I have officially entered my Oscar the Grouch period of quarantine. When I was on Twitter earlier, I saw this tweet, and literally never felt more heard or understood.
Those of us with complex disabilities (like Spinal Muscular Atrophy) were one of the first groups to begin isolating in the early days of this pandemic. We knew COVID19 was no-joke and we knew the risks it posed to us (and society) were real. We were the “canaries in the coal mine” — and we’ve been chirping loudly for months & months warning everyone about what was to come. Unfortunately, like real canaries in the coal mine, some of us dropped dead before the miners and the mining company noticed the poisonous gas that was about to ruin their lives, their business and their community. I wish I could say this analogy is hyperbolic but it isn’t because Rudy Giuliani already used up the quota of dramatic embellishment about 3 and a half weeks ago.
To be honest, I really thought that I’d get into this cranky stage of quarantine far sooner than I actually have. I made it ten months without having a meltdown… and that’s pretty good. After all, most people started freaking out by June. Although, if we include folks from the following three groups, we would need to push back that freak-out average to April 27th:
- people with CrossFit memberships
- people with acrylic manicures more than 1/4 inch in length
- people that consume more than 2.6 White Claws a week
So, frankly, I’m proud of myself for enduring this as long as I have. What has changed, might you ask? Well, frankly, in my daily routine, not that much has changed from the early days of quarantine. I’m still observing all the health protocols— and I’m being more diligent than ever. The only people allowed in my home are my select few caregivers— for I need to keep my “bubble” as small as possible since COVID19 is raging faster in my area than herpes at a frat party.
This sustained diligence is not easy (for anyone, of course). But, personally, it’s not been the hardest part. I expected to have to undertake these health protocols. And I knew this would all go on for a looooong time. I was prepared for that. And prepared for an extended period of time at home. But, what was I not prepared for?
Well, I wasn’t prepared for… ALL THE REST OF IT. All the ‘Holy shit, are you for REAL?’ moments of this year. And there were a LOT of those moments. For brevity, here is a short list of examples:
- The mental exhaustion of trying to ignore the many people with biology degrees from InfoWars that actually believed that a worldwide pandemic could magically disappear after Nov. 3rd.
- The pain of biting my tongue while Facebook aficionados shared “facts” on social media that masks didn’t work and could actually make you *get* COVID19.
- The willpower it took to not lash out at people that believe the weirdest shit I’ve ever heard. (i.e. That the COVID19 vaccine is a conspiracy led by Bill Gates to implant tracking devices inside our bodies so that the Illuminati can turn us into zombies.)

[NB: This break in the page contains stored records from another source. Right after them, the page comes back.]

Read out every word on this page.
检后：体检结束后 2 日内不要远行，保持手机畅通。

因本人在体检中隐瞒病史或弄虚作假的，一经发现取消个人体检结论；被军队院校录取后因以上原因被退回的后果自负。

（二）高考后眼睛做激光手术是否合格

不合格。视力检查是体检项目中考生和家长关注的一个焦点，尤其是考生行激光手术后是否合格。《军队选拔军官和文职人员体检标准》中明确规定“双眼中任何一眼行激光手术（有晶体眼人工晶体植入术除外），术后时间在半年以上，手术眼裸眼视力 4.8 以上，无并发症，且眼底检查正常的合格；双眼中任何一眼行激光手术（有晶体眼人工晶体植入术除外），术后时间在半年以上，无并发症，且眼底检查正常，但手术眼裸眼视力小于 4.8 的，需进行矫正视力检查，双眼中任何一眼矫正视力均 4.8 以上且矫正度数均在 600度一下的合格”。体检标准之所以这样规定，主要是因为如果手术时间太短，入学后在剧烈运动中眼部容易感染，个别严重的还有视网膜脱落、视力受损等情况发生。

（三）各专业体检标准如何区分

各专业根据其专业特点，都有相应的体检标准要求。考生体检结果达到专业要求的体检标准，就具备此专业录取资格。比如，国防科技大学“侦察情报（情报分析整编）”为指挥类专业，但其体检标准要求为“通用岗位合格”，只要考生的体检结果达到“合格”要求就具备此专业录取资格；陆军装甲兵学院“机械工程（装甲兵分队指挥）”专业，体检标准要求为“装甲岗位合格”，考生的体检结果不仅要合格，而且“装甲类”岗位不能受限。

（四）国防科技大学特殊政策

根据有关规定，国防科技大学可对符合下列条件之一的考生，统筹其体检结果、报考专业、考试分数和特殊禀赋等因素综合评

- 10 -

I really could go on… and on. So, that just goes to show that I was always destined to turn into Oscar the Grouch before the year was over— no matter how many Xanax I took.
So, where does that leave me now? I really don’t know. But, one thing I do know is that I will keep doing what I must do to stay safe and well. I can’t do any more than that. I can’t control the decisions of thousands (millions) of others that decide to ignore health protocols “just this one time.” Decisions that, when they ripple outward, endanger so many others. And, yes, even endanger my life. Because, the fact is: we canaries aren’t in the coal mine alone. You are with us, too.
Another thing I can do? Talk about my experience. Tell my story so that you know that there are countless people like me out in the world chirping loudly in the hopes you’ll hear us. And do the right thing.
There’s one final thing you should know: despite the fact that we have been sheltering the longest, those of us with complex disabilities & medical conditions are still not yet prioritized for the vaccine. So, we are counting on you to not be selfish assholes for just a little while longer. Not sure how to do that? Here are a few ideas:
- You can wear a mask.
- You can wash your hands.
- You can be kind.
- You can stop taking group photos with friends… or neighbors… or random people you met at Wendy’s… for social media to prove to the world that you aren’t letting 2020 ruin your life. (It’s embarrassing, and trust me, no one believes you, anyway.)
And last, but not least… For the love of sandwiches and all that is holy, DON’T gather for maskless meals with people outside your household!! I can’t emphasize this enough. Find another activity, or way to be together. Maskless gatherings (where food and drink are consumed) are one of the biggest engines of viral spread.
(No masks) + (close proximity) + (touching serving dishes/utensils/cups) + (consuming food) = COVID19 Dance Party!
So, with that, I’ll sign off for now… Be well. Be safe. Be smart.